Abercrombie & Fitch Earnings Preview: Back To School Vs. Big-Box Budgeting

| About: Abercrombie & (ANF)

By Hilary Farrell, Benzinga Staff Writer

Fashion retailer Abercrombie & Fitch (NYSE:ANF) is slated to report second quarter earnings on Wednesday, August 15, before market open. Wall Street analysts expect earnings per share ((NYSEARCA:EPS)) of $0.17 on revenue of $995.7 million.

Abercrombie reported EPS of $0.03 in the previous quarter, beating analyst estimates of $0.02. Revenue for the company grew 10 percent to $921.2 million from year-ago period revenue of $836.7 million. On August 1, the company released second quarter guidance for diluted EPS of $0.15 to $0.18 and fiscal-year guidance for diluted EPS of $2.50 to $2.75.

Back to School Vs. the Big Box

Abercrombie produces specialty apparel for the retail industry, alongside competitors The Buckle (NYSE:BKE), American Eagle Outfitters (NYSE:AEO) and The Gap (NYSE:GPS). As a cyclical sector, the retail industry is known to move with consumer trends such as holiday and back-to-school shopping.

Back-to-school spending is expected to top $53 billion this year, and the average family is expected to spend $688.62 on its shopping, according to the National Retail Federation.

Although this number represents a 14 percent increase from the previous year's season, the consumer may not yet feel comfortable coming out of the U.S. economy's recent recession levels.

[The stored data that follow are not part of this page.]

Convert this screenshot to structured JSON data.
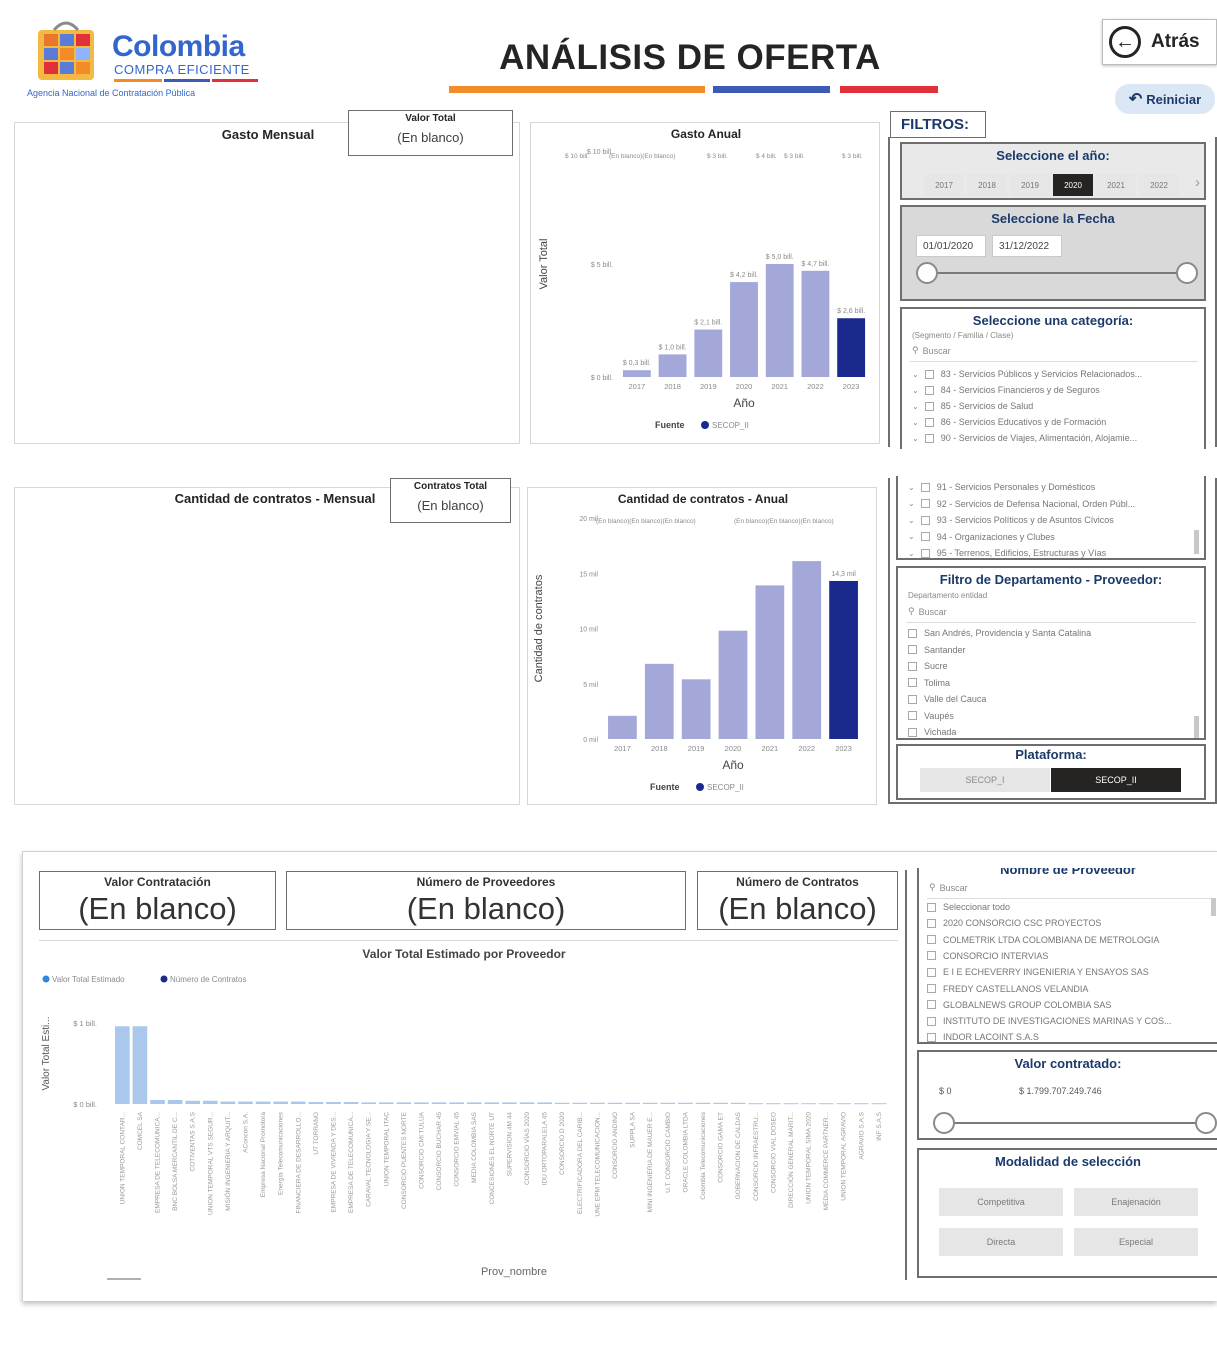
{
  "header": {
    "logo_line1": "Colombia",
    "logo_line2": "COMPRA EFICIENTE",
    "logo_line3": "Agencia Nacional de Contratación Pública",
    "title": "ANÁLISIS DE OFERTA",
    "back_label": "Atrás",
    "reset_label": "Reiniciar",
    "colors": {
      "orange": "#f28c28",
      "blue": "#3b5bb5",
      "red": "#e0303a",
      "brand": "#3366cc"
    }
  },
  "gasto_mensual": {
    "title": "Gasto Mensual",
    "card_label": "Valor Total",
    "card_value": "(En blanco)"
  },
  "contratos_mensual": {
    "title": "Cantidad de contratos - Mensual",
    "card_label": "Contratos Total",
    "card_value": "(En blanco)"
  },
  "chart_data": [
    {
      "type": "bar",
      "title": "Gasto Anual",
      "xlabel": "Año",
      "ylabel": "Valor Total",
      "categories": [
        "2017",
        "2018",
        "2019",
        "2020",
        "2021",
        "2022",
        "2023"
      ],
      "values": [
        0.3,
        1.0,
        2.1,
        4.2,
        5.0,
        4.7,
        2.6
      ],
      "data_labels": [
        "$ 0,3 bill.",
        "$ 1,0 bill.",
        "$ 2,1 bill.",
        "$ 4,2 bill.",
        "$ 5,0 bill.",
        "$ 4,7 bill.",
        "$ 2,6 bill."
      ],
      "yticks": [
        "$ 0 bill.",
        "$ 5 bill.",
        "$ 10 bill."
      ],
      "ylim": [
        0,
        10
      ],
      "top_row_labels": [
        "$ 10 bill.",
        "(En blanco)(En blanco)",
        "$ 3 bill.",
        "$ 4 bill.",
        "$ 3 bill.",
        "$ 3 bill."
      ],
      "highlight_index": 6,
      "legend_title": "Fuente",
      "legend_item": "SECOP_II"
    },
    {
      "type": "bar",
      "title": "Cantidad de contratos - Anual",
      "xlabel": "Año",
      "ylabel": "Cantidad de contratos",
      "categories": [
        "2017",
        "2018",
        "2019",
        "2020",
        "2021",
        "2022",
        "2023"
      ],
      "values": [
        2.1,
        6.8,
        5.4,
        9.8,
        13.9,
        16.1,
        14.3
      ],
      "data_labels": [
        "",
        "",
        "",
        "",
        "",
        "",
        "14,3 mil"
      ],
      "yticks": [
        "0 mil",
        "5 mil",
        "10 mil",
        "15 mil",
        "20 mil"
      ],
      "ylim": [
        0,
        20
      ],
      "top_row_labels": [
        "(En blanco)(En blanco)(En blanco)",
        "(En blanco)(En blanco)(En blanco)"
      ],
      "highlight_index": 6,
      "legend_title": "Fuente",
      "legend_item": "SECOP_II"
    },
    {
      "type": "bar",
      "title": "Valor Total Estimado por Proveedor",
      "xlabel": "Prov_nombre",
      "ylabel": "Valor Total Esti...",
      "legend": [
        "Valor Total Estimado",
        "Número de Contratos"
      ],
      "yticks": [
        "$ 0 bill.",
        "$ 1 bill."
      ],
      "ylim": [
        0,
        1
      ],
      "categories": [
        "UNION TEMPORAL CONTAR...",
        "COMCEL SA",
        "EMPRESA DE TELECOMUNICA...",
        "BNC BOLSA MERCANTIL DE C...",
        "COTIVENTAS S.A.S",
        "UNION TEMPORAL VTS SEGUR...",
        "MISIÓN INGENIERIA Y ARQUIT...",
        "AConcon S.A.",
        "Empresa Nacional Promotora",
        "Energía Telecomunicaciones",
        "FINANCIERA DE DESARROLLO...",
        "UT TORRANO",
        "EMPRESA DE VIVIENDA Y DES...",
        "EMPRESA DE TELECOMUNICA...",
        "CARAVAL TECNOLOGIA Y SE...",
        "UNION TEMPORAL ITAC",
        "CONSORCIO PUENTES NORTE",
        "CONSORCIO CMI TULUA",
        "CONSORCIO BUCHAR 45",
        "CONSORCIO EMVIAL 45",
        "MEDIA COLOMBIA SAS",
        "CONCESIONES EL NORTE UT",
        "SUPERVISION 4M 44",
        "CONSORCIO VÍAS 2020",
        "IDU ORTOPARALELA 45",
        "CONSORCIO D 2020",
        "ELECTRIFICADORA DEL CARIB...",
        "UNE EPM TELECOMUNICACION...",
        "CONSORCIO ANDINO",
        "SUPPLA SA",
        "MINI INGENIERIA DE MAUER E...",
        "U.T. CONSORCIO CAMBIO",
        "ORACLE COLOMBIA LTDA",
        "Colombia Telecomunicaciones",
        "CONSORCIO GAMA ET",
        "GOBERNACION DE CALDAS",
        "CONSORCIO INFRAESTRU...",
        "CONSORCIO VIAL DOSEO",
        "DIRECCIÓN GENERAL MARIT...",
        "UNION TEMPORAL SIMA 2020",
        "MEDIA COMMERCE PARTNER...",
        "UNION TEMPORAL AGRAVIO",
        "AGRAVIO S.A.S",
        "INF S.A.S"
      ],
      "values": [
        0.96,
        0.96,
        0.05,
        0.05,
        0.04,
        0.04,
        0.03,
        0.03,
        0.03,
        0.03,
        0.03,
        0.025,
        0.025,
        0.025,
        0.02,
        0.02,
        0.02,
        0.02,
        0.02,
        0.02,
        0.02,
        0.02,
        0.02,
        0.02,
        0.02,
        0.015,
        0.015,
        0.015,
        0.015,
        0.015,
        0.015,
        0.015,
        0.015,
        0.015,
        0.015,
        0.015,
        0.01,
        0.01,
        0.01,
        0.01,
        0.01,
        0.01,
        0.01,
        0.01
      ]
    }
  ],
  "filters": {
    "label": "FILTROS:",
    "year": {
      "title": "Seleccione el año:",
      "options": [
        "2017",
        "2018",
        "2019",
        "2020",
        "2021",
        "2022"
      ],
      "selected": "2020"
    },
    "date": {
      "title": "Seleccione la Fecha",
      "start": "01/01/2020",
      "end": "31/12/2022"
    },
    "category": {
      "title": "Seleccione una categoría:",
      "subtitle": "(Segmento / Familia / Clase)",
      "search_placeholder": "Buscar",
      "items": [
        "83 - Servicios Públicos y Servicios Relacionados...",
        "84 - Servicios Financieros y de Seguros",
        "85 - Servicios de Salud",
        "86 - Servicios Educativos y de Formación",
        "90 - Servicios de Viajes, Alimentación, Alojamie...",
        "91 - Servicios Personales y Domésticos",
        "92 - Servicios de Defensa Nacional, Orden Públ...",
        "93 - Servicios Políticos y de Asuntos Cívicos",
        "94 - Organizaciones y Clubes",
        "95 - Terrenos, Edificios, Estructuras y Vías"
      ]
    },
    "department": {
      "title": "Filtro de Departamento - Proveedor:",
      "subtitle": "Departamento entidad",
      "search_placeholder": "Buscar",
      "items": [
        "San Andrés, Providencia y Santa Catalina",
        "Santander",
        "Sucre",
        "Tolima",
        "Valle del Cauca",
        "Vaupés",
        "Vichada"
      ]
    },
    "platform": {
      "title": "Plataforma:",
      "options": [
        "SECOP_I",
        "SECOP_II"
      ],
      "selected": "SECOP_II"
    }
  },
  "kpis": {
    "valor_contratacion": {
      "label": "Valor Contratación",
      "value": "(En blanco)"
    },
    "numero_proveedores": {
      "label": "Número de Proveedores",
      "value": "(En blanco)"
    },
    "numero_contratos": {
      "label": "Número de Contratos",
      "value": "(En blanco)"
    }
  },
  "providers_filter": {
    "title": "Nombre de Proveedor",
    "search_placeholder": "Buscar",
    "items": [
      "Seleccionar todo",
      "2020 CONSORCIO CSC PROYECTOS",
      "COLMETRIK LTDA COLOMBIANA DE METROLOGIA",
      "CONSORCIO INTERVIAS",
      "E I E ECHEVERRY INGENIERIA Y ENSAYOS SAS",
      "FREDY CASTELLANOS VELANDIA",
      "GLOBALNEWS GROUP COLOMBIA SAS",
      "INSTITUTO DE INVESTIGACIONES MARINAS Y COS...",
      "INDOR LACOINT S.A.S"
    ]
  },
  "valor_contratado": {
    "title": "Valor contratado:",
    "min": "$ 0",
    "max": "$ 1.799.707.249.746"
  },
  "modalidad": {
    "title": "Modalidad de selección",
    "options": [
      "Competitiva",
      "Enajenación",
      "Directa",
      "Especial"
    ]
  }
}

Moreover, specials offered by discount and big-box retailers such as Wal-Mart (NYSE:WMT) and Target (NYSE:TGT) - as well as online shopping giants such as Amazon (NASDAQ:AMZN) - may cut significantly into specialty retailers' portion of the commerce. Consumers looking for a "one-stop" school supplies experience may be more likely to spend at stores that offer bargains on the essentials.

It is also predicted that consumers may spend heavier in the months of August and September, continuing a shift from shopping initiated in July during earlier years. Students may hold off on purchasing specialty clothing until they start school, when they can see what is "cool" for the year ahead. This may prove beneficial for Abercrombie, as the brand arguably positions itself for the "cool" trends.

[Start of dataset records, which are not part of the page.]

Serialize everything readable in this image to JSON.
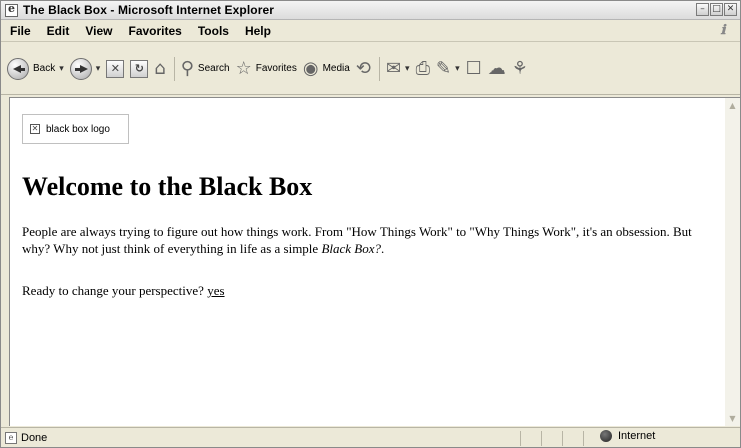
{
  "window": {
    "title": "The Black Box - Microsoft Internet Explorer",
    "controls": [
      "minimize",
      "maximize",
      "close"
    ]
  },
  "menu": {
    "items": [
      {
        "label": "File"
      },
      {
        "label": "Edit"
      },
      {
        "label": "View"
      },
      {
        "label": "Favorites"
      },
      {
        "label": "Tools"
      },
      {
        "label": "Help"
      }
    ]
  },
  "toolbar": {
    "back_label": "Back",
    "search_label": "Search",
    "favorites_label": "Favorites",
    "media_label": "Media"
  },
  "page": {
    "logo_alt": "black box logo",
    "heading": "Welcome to the Black Box",
    "paragraph_main": "People are always trying to figure out how things work. From \"How Things Work\" to \"Why Things Work\", it's an obsession. But why? Why not just think of everything in life as a simple ",
    "paragraph_emphasis": "Black Box?",
    "paragraph_end": ".",
    "question": "Ready to change your perspective? ",
    "link_text": "yes"
  },
  "status": {
    "text": "Done",
    "zone": "Internet"
  }
}
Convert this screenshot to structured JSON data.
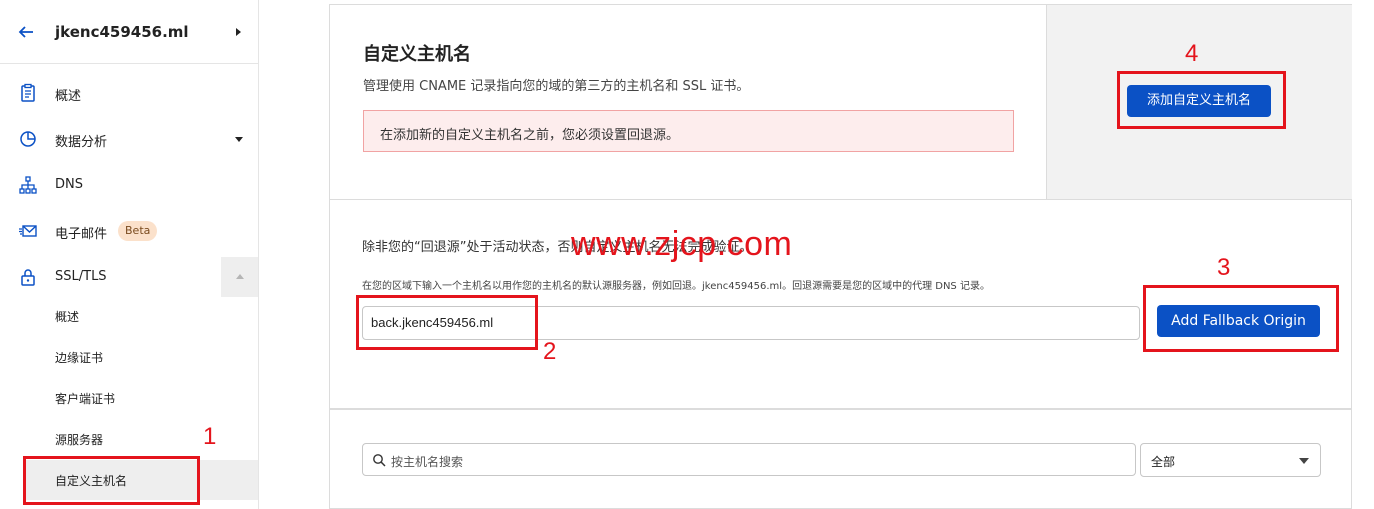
{
  "sidebar": {
    "domain": "jkenc459456.ml",
    "items": [
      {
        "label": "概述"
      },
      {
        "label": "数据分析"
      },
      {
        "label": "DNS"
      },
      {
        "label": "电子邮件",
        "badge": "Beta"
      },
      {
        "label": "SSL/TLS"
      }
    ],
    "ssl_sub_items": [
      {
        "label": "概述"
      },
      {
        "label": "边缘证书"
      },
      {
        "label": "客户端证书"
      },
      {
        "label": "源服务器"
      },
      {
        "label": "自定义主机名"
      }
    ]
  },
  "custom_hostnames": {
    "title": "自定义主机名",
    "description": "管理使用 CNAME 记录指向您的域的第三方的主机名和 SSL 证书。",
    "alert": "在添加新的自定义主机名之前，您必须设置回退源。",
    "add_button": "添加自定义主机名"
  },
  "fallback": {
    "description": "除非您的“回退源”处于活动状态，否则自定义主机名无法完成验证。",
    "hint": "在您的区域下输入一个主机名以用作您的主机名的默认源服务器，例如回退。jkenc459456.ml。回退源需要是您的区域中的代理 DNS 记录。",
    "input_value": "back.jkenc459456.ml",
    "button": "Add Fallback Origin"
  },
  "filter": {
    "search_placeholder": "按主机名搜索",
    "select_value": "全部"
  },
  "annotations": {
    "watermark": "www.zjcp.com",
    "numbers": [
      "1",
      "2",
      "3",
      "4"
    ]
  },
  "colors": {
    "primary_button": "#0b51c5",
    "annotation_red": "#e4141c",
    "alert_bg": "#fdeded",
    "beta_bg": "#fbe1cb"
  }
}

July's same store numbers for retail served to display both winners and losers, with Gap and Macy's (NYSE:M) leading the charge and beating analyst estimates.

Limited Brands (LTD) and Ross Stores (NASDAQ:ROST) also beat estimates, while Wet Seal (WTSLA) led the decliners.

Analyst Opinion

Abercrombie's recent drop in guidance spurred a rash of analyst downgrades at Oppenheimer, Piper Jaffray and Bank of America Merrill Lynch, among others.

In Piper Jaffray's report, the analyst firm downgraded Abercrombie from Overweight to Neutral, noting:

"We recognize ANF shares have pulled back meaningfully to-date but we have little conviction in significant upside potential given uncertainty surrounding deleverage in the core operating model, a challenged domestic brand position, and diminishing returns on capital investments."

Later in the week, J.P. Morgan reiterated its Neutral rating on Abercrombie, and lowered its price target from $38 to $30.

In the report, J.P. Morgan noted that the clothing company has lost more than 30 percent of its domestic sales productivity from peak 2007 levels:

"The domestic landscape appears to be showing signs of improving with more normalizing inventories, however, competition between AEO, ARO and others including fast fashion retailers such as H&M and Forever 21 remains. We believe the company will continue to work on regaining productivity domestically through closures of underperforming stores (management noted that the top 250 stores are at comparable margins to the international stores)."


Abercrombie has enjoyed double-digit revenue growth year-over-year across the past four quarters, but also has seen a decline in net income in each of the past two quarters.

The majority of surveyed analysts covering the company recommended holding the stock, although nine analysts gave the stock a Buy or equivalent rating.

The company has a price-to-earnings ratio close to 27.1 and offers a dividend of $0.17.

Disclaimer: Neither Benzinga nor its staff recommend that you buy, sell, or hold any security. We do not offer investment advice, personalized or otherwise. Benzinga recommends that you conduct your own due diligence and consult a certified financial professional for personalized advice about your financial situation.

Disclosure: I have no positions in any stocks mentioned, and no plans to initiate any positions within the next 72 hours.